Zunehmende Distanzierung in der Beziehung von Vater und Tochter als Folge eines Tabus

(Lesedauer ca. 2 Minuten)

Sexueller Missbrauch und Übergriffe in der Familie werden zum Glück seit einigen Jahren offen thematisiert und nicht mehr geleugnet.
Hier weise ich auf ein Problem hin, das entsteht, wenn der Vater auf alle Fälle verhindern will, dass es zu einem Übergriff kommt.

Beziehung zum Vater wird vermisst

In einer Weiterbildung für Ärzte (eine fortlaufende Selbsterfahrungsgruppe im Rahmen der Facharztausbildung), die ein paar Jahre zurückliegt, hatte eine fast 40-jährige Teilnehmerin von ihrer Vaterbeziehung gesprochen. Sie litt sei langer Zeit unter der ihr nicht erklärbaren Distanzierung des Vaters seit ihrem 13. Lebensjahr. Der Schmerz hatte sie seither nicht mehr losgelassen. Ihr Bruder hingegen hatte eine erkennbare Nähe zum Vater, die sie vermisste.

In der Gruppe haben wir die Ursachen für diesen Schmerz und das Verhalten des Vaters erforscht. Mit folgender Erklärung war die Ärztin auf einen Schlag sehr entlastet, wenn auch traurig:

Der Vater, der sich seiner Gefühle zur Tochter nicht sicher ist

Der Vater, so erläuterte ich, habe seine Tochter vermutlich sehr geliebt. Mit der Entwicklung der Tochter zur Frau sei es aber für ihn schwierig geworden, mit seinen erotischen Gefühlen klar zu kommen. Das habe z.B. eine Rolle gespielt, wenn die Tochter mit ihm habe kuscheln wollen.  In seiner Liebe habe der Vater aber auf Fälle verhindert wollen, dass etwas sexuelles oder erotisches zwischen den beiden aufkeime. Er habe sich dann nicht anders zu helfen gewusst, als sich überhaupt und in Gänze von der Tochter zu distanzieren und sich ihrer Wünsche nach Nähe damit zu entziehen.

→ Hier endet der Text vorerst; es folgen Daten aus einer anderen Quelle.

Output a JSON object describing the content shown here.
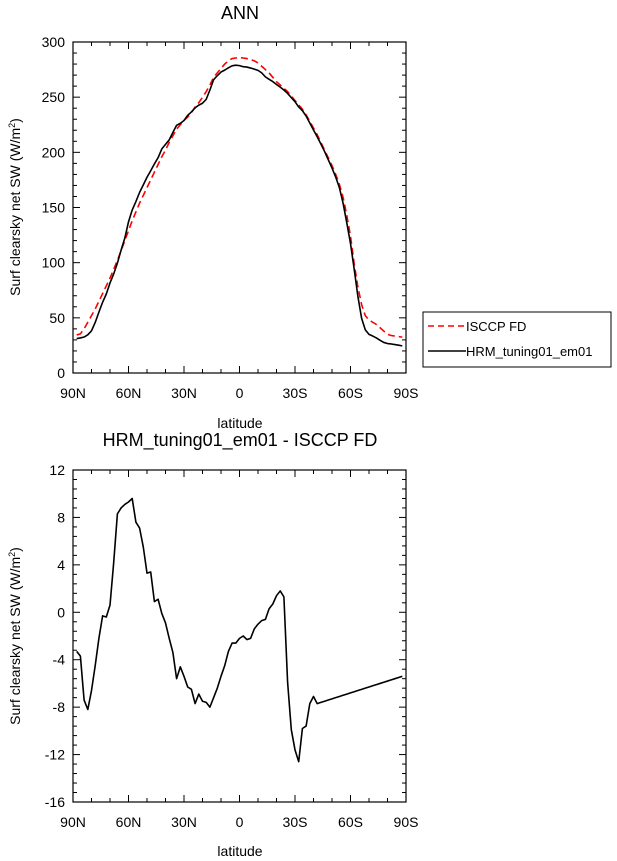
{
  "chart_data": [
    {
      "type": "line",
      "title": "ANN",
      "xlabel": "latitude",
      "ylabel": "Surf clearsky net SW (W/m",
      "ylabel_sup": "2",
      "ylabel_close": ")",
      "xlim": [
        90,
        -90
      ],
      "ylim": [
        0,
        300
      ],
      "x_ticks": [
        90,
        60,
        30,
        0,
        -30,
        -60,
        -90
      ],
      "x_tick_labels": [
        "90N",
        "60N",
        "30N",
        "0",
        "30S",
        "60S",
        "90S"
      ],
      "y_ticks": [
        0,
        50,
        100,
        150,
        200,
        250,
        300
      ],
      "y_tick_labels": [
        "0",
        "50",
        "100",
        "150",
        "200",
        "250",
        "300"
      ],
      "legend_position": "right",
      "series": [
        {
          "name": "ISCCP FD",
          "color": "#ff0000",
          "dash": "dashed",
          "x": [
            88,
            86,
            84,
            82,
            80,
            78,
            76,
            74,
            72,
            70,
            68,
            66,
            64,
            62,
            60,
            58,
            56,
            54,
            52,
            50,
            48,
            46,
            44,
            42,
            40,
            38,
            36,
            34,
            32,
            30,
            28,
            26,
            24,
            22,
            20,
            18,
            16,
            14,
            12,
            10,
            8,
            6,
            4,
            2,
            0,
            -2,
            -4,
            -6,
            -8,
            -10,
            -12,
            -14,
            -16,
            -18,
            -20,
            -22,
            -24,
            -26,
            -28,
            -30,
            -32,
            -34,
            -36,
            -38,
            -40,
            -42,
            -44,
            -46,
            -48,
            -50,
            -52,
            -54,
            -56,
            -58,
            -60,
            -62,
            -64,
            -66,
            -68,
            -70,
            -72,
            -74,
            -76,
            -78,
            -80,
            -82,
            -84,
            -86,
            -88
          ],
          "y": [
            34.5,
            35.5,
            40,
            46,
            52,
            58,
            65,
            72,
            79,
            86,
            94,
            102,
            111,
            120,
            129,
            138,
            146,
            154,
            161,
            168,
            175,
            182,
            189,
            196,
            202,
            209,
            215,
            221,
            225,
            229,
            232,
            236,
            241,
            245,
            250,
            255,
            261,
            268,
            272,
            276,
            280,
            283,
            285,
            285.5,
            286,
            285.5,
            285,
            284,
            283,
            281,
            278,
            275,
            272,
            268,
            264,
            261,
            258,
            255,
            251,
            247,
            243,
            239,
            234,
            228,
            222,
            216,
            209,
            202,
            195,
            188,
            180,
            171,
            159,
            143,
            124,
            99,
            78,
            62,
            52,
            48,
            46,
            44,
            41,
            38,
            35,
            34,
            33.5,
            33,
            32.5
          ]
        },
        {
          "name": "HRM_tuning01_em01",
          "color": "#000000",
          "dash": "solid",
          "x": [
            88,
            86,
            84,
            82,
            80,
            78,
            76,
            74,
            72,
            70,
            68,
            66,
            64,
            62,
            60,
            58,
            56,
            54,
            52,
            50,
            48,
            46,
            44,
            42,
            40,
            38,
            36,
            34,
            32,
            30,
            28,
            26,
            24,
            22,
            20,
            18,
            16,
            14,
            12,
            10,
            8,
            6,
            4,
            2,
            0,
            -2,
            -4,
            -6,
            -8,
            -10,
            -12,
            -14,
            -16,
            -18,
            -20,
            -22,
            -24,
            -26,
            -28,
            -30,
            -32,
            -34,
            -36,
            -38,
            -40,
            -42,
            -44,
            -46,
            -48,
            -50,
            -52,
            -54,
            -56,
            -58,
            -60,
            -62,
            -64,
            -66,
            -68,
            -70,
            -72,
            -74,
            -76,
            -78,
            -80,
            -82,
            -84,
            -86,
            -88
          ],
          "y": [
            31.2,
            31.8,
            32.6,
            34.6,
            38.2,
            45.8,
            55.2,
            64.1,
            71.6,
            81.6,
            89.8,
            99.6,
            111.4,
            122.2,
            137,
            147.7,
            155.4,
            163.7,
            170.5,
            177.4,
            183.3,
            189.5,
            195.2,
            203.1,
            207.2,
            211.3,
            218.1,
            224.5,
            226.3,
            228.9,
            233.5,
            236.6,
            240.3,
            242.8,
            244.5,
            248,
            256.5,
            265.8,
            269.5,
            272.8,
            274.5,
            276.6,
            278.4,
            279,
            278.6,
            277.6,
            277.3,
            276.4,
            275.4,
            274.3,
            272,
            268.4,
            266.2,
            264.1,
            261.5,
            259.1,
            256.5,
            253.4,
            249.6,
            245.9,
            241.1,
            237.8,
            232.9,
            226.6,
            220.2,
            214.1,
            207.5,
            200.7,
            193.2,
            185.7,
            177.6,
            167.9,
            153.8,
            136,
            117.4,
            94,
            69.4,
            49.6,
            39.1,
            35,
            33.5,
            31.8,
            29.6,
            27.7,
            26.7,
            26.3,
            25.8,
            25.2,
            24.6
          ]
        }
      ]
    },
    {
      "type": "line",
      "title": "HRM_tuning01_em01 - ISCCP FD",
      "xlabel": "latitude",
      "ylabel": "Surf clearsky net SW (W/m",
      "ylabel_sup": "2",
      "ylabel_close": ")",
      "xlim": [
        90,
        -90
      ],
      "ylim": [
        -16,
        12
      ],
      "x_ticks": [
        90,
        60,
        30,
        0,
        -30,
        -60,
        -90
      ],
      "x_tick_labels": [
        "90N",
        "60N",
        "30N",
        "0",
        "30S",
        "60S",
        "90S"
      ],
      "y_ticks": [
        -16,
        -12,
        -8,
        -4,
        0,
        4,
        8,
        12
      ],
      "y_tick_labels": [
        "-16",
        "-12",
        "-8",
        "-4",
        "0",
        "4",
        "8",
        "12"
      ],
      "series": [
        {
          "name": "HRM_tuning01_em01 - ISCCP FD",
          "color": "#000000",
          "dash": "solid",
          "x": [
            88,
            86,
            84,
            82,
            80,
            78,
            76,
            74,
            72,
            70,
            68,
            66,
            64,
            62,
            60,
            58,
            56,
            54,
            52,
            50,
            48,
            46,
            44,
            42,
            40,
            38,
            36,
            34,
            32,
            30,
            28,
            26,
            24,
            22,
            20,
            18,
            16,
            14,
            12,
            10,
            8,
            6,
            4,
            2,
            0,
            -2,
            -4,
            -6,
            -8,
            -10,
            -12,
            -14,
            -16,
            -18,
            -20,
            -22,
            -24,
            -26,
            -28,
            -30,
            -32,
            -34,
            -36,
            -38,
            -40,
            -42,
            -44,
            -46,
            -48,
            -50,
            -52,
            -54,
            -56,
            -58,
            -60,
            -62,
            -64,
            -66,
            -68,
            -70,
            -72,
            -74,
            -76,
            -78,
            -80,
            -82,
            -84,
            -86,
            -88
          ],
          "y": [
            -3.3,
            -3.7,
            -7.4,
            -8.2,
            -6.6,
            -4.5,
            -2.2,
            -0.3,
            -0.4,
            0.6,
            4.2,
            8.3,
            8.8,
            9.1,
            9.3,
            9.6,
            7.6,
            7.1,
            5.5,
            3.3,
            3.4,
            0.9,
            1.1,
            -0.1,
            -0.9,
            -2.2,
            -3.4,
            -5.6,
            -4.6,
            -5.4,
            -6.3,
            -6.5,
            -7.7,
            -6.9,
            -7.5,
            -7.6,
            -8,
            -7.2,
            -6.4,
            -5.4,
            -4.5,
            -3.3,
            -2.6,
            -2.6,
            -2.2,
            -2,
            -2.3,
            -2.2,
            -1.4,
            -1,
            -0.7,
            -0.6,
            0.3,
            0.7,
            1.4,
            1.8,
            1.3,
            -5.9,
            -9.9,
            -11.6,
            -12.6,
            -9.8,
            -9.6,
            -7.7,
            -7.1,
            -7.7,
            -7.6,
            -7.5,
            -7.4,
            -7.3,
            -7.2,
            -7.1,
            -7,
            -6.9,
            -6.8,
            -6.7,
            -6.6,
            -6.5,
            -6.4,
            -6.3,
            -6.2,
            -6.1,
            -6,
            -5.9,
            -5.8,
            -5.7,
            -5.6,
            -5.5,
            -5.4
          ]
        }
      ]
    }
  ]
}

Distanzierung wegen Angst vor eigener Grenzüberschreitung

Die Ärztin konnte den Vater nicht dazu befragen, denn er war schon verstorben. Aus Gesprächen mit Männern weiß ich jedoch, dass sich Väter von Töchtern durchaus auch erotisch angesprochen fühlen können. So erklären sich ja auch Übergriffe durch Väter. Etliche dieser Männer gaben an, dass sie sich lieber abrupt und heftig von den Töchtern zurückgezogen hätten, um bloß die Entwicklung der Tochter nicht zu stören, sogar, wenn sie sich sicher waren, dass sie selbst nie und nimmer zu Übergriffen in der Lage gewesen wären.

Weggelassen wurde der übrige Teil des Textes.